Perhaps it would be interesting to say, that the relation of the white people of the settlement to the school is most friendly. They respect Miss Davis to the highest degree, and are willing and glad to show any favors to her or her teachers.
Thus far, I have shown you only the favorable side of the picture, but I would beg my readers to remember that it has also a painful side. Those we are teaching are the children of ancestors who have lived for centuries in darkness and ignorance, with only eleven years of light; and there is still a great work to be done here. We find it necessary to instruct them, not only in books, but along the lines of all the virtues which go to make a man a man, and a woman a woman.
IMPARTIAL TESTIMONY.
BY REV. VINCENT MOSES, NEWBURY, MASS.
My wife and I recently spent about four weeks in New Orleans, La. While we were there, Straight University was constantly under our observation; and, without suggestion from any one, it comes to mind that testimony to the efficiency of American Missionary Association work in Straight would be welcome to you.
We not only attended more than once the general morning devotional exercises in the "Daniel Hand Preparatory School" and the "Central Building," but were also present during a recitation to nearly every teacher in the Preparatory, Grammar, Normal, College Preparatory, College and Theological Departments. The departments of music, woodworking, sewing and printing, and also the Boarding Department came under our observation.
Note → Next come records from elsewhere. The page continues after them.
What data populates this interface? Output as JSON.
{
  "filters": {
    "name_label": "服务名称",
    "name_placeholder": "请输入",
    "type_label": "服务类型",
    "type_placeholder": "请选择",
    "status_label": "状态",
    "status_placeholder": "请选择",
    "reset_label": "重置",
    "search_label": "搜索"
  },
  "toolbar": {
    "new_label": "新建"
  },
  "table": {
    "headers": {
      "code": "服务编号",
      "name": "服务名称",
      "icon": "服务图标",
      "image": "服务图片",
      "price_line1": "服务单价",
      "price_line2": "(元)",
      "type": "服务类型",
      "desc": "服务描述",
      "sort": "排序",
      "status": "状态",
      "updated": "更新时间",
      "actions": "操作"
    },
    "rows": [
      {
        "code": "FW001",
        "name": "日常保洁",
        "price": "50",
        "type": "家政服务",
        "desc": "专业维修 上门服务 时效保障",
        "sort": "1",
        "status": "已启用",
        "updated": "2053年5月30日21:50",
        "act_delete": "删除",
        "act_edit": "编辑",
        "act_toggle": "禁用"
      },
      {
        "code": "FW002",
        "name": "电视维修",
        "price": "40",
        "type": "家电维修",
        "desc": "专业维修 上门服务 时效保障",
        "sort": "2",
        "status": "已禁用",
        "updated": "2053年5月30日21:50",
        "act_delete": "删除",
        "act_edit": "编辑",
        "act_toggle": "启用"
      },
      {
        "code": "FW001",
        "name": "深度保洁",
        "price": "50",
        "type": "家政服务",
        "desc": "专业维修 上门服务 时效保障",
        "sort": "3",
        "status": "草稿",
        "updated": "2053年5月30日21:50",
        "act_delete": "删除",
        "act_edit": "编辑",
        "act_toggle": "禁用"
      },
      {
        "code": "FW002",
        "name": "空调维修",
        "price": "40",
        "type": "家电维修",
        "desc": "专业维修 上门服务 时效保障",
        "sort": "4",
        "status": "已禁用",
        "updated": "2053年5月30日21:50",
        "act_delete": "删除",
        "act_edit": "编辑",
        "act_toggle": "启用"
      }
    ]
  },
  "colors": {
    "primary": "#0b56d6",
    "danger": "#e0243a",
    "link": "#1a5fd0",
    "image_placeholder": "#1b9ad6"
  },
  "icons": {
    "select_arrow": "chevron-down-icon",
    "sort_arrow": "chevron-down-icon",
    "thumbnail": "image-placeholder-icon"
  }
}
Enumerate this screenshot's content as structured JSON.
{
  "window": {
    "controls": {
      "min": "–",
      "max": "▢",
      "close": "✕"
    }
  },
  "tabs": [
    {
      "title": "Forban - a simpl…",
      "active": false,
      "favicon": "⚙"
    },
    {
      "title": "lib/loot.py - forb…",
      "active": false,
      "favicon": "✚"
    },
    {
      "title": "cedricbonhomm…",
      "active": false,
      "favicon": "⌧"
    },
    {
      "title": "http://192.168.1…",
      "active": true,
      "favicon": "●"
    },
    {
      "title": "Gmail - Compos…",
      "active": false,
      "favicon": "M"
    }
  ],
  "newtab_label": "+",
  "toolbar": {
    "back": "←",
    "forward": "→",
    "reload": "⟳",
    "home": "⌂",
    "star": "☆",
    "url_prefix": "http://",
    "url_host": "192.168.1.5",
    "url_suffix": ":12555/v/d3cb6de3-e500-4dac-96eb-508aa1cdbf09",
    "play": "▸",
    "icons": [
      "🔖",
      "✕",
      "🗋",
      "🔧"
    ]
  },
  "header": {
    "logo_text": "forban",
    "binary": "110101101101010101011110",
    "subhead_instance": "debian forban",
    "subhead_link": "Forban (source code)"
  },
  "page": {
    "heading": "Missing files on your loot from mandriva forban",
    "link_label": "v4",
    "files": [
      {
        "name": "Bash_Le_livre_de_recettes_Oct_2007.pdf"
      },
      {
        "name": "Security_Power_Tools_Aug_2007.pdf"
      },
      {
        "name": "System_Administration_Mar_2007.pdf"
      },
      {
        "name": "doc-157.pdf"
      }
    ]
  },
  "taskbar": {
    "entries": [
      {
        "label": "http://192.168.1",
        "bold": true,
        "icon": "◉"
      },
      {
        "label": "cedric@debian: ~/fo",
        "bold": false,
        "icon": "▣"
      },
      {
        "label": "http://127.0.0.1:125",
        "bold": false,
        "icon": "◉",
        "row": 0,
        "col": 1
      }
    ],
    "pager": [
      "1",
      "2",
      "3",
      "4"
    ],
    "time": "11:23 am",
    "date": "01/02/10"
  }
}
The impression made upon us throughout was most favorable. The claims of the catalogue are fully sustained in every particular. We have been familiar with work in all these grades in the schools of several Northern States; but we have never seen more thorough work, never a school on the whole more satisfactory in deportment and scholarship. We cannot compare this with other American Missionary Association institutions. This is the only one we have visited. So we are glad to let this represent them all, and confess to a surprise in finding that we had never known better schools.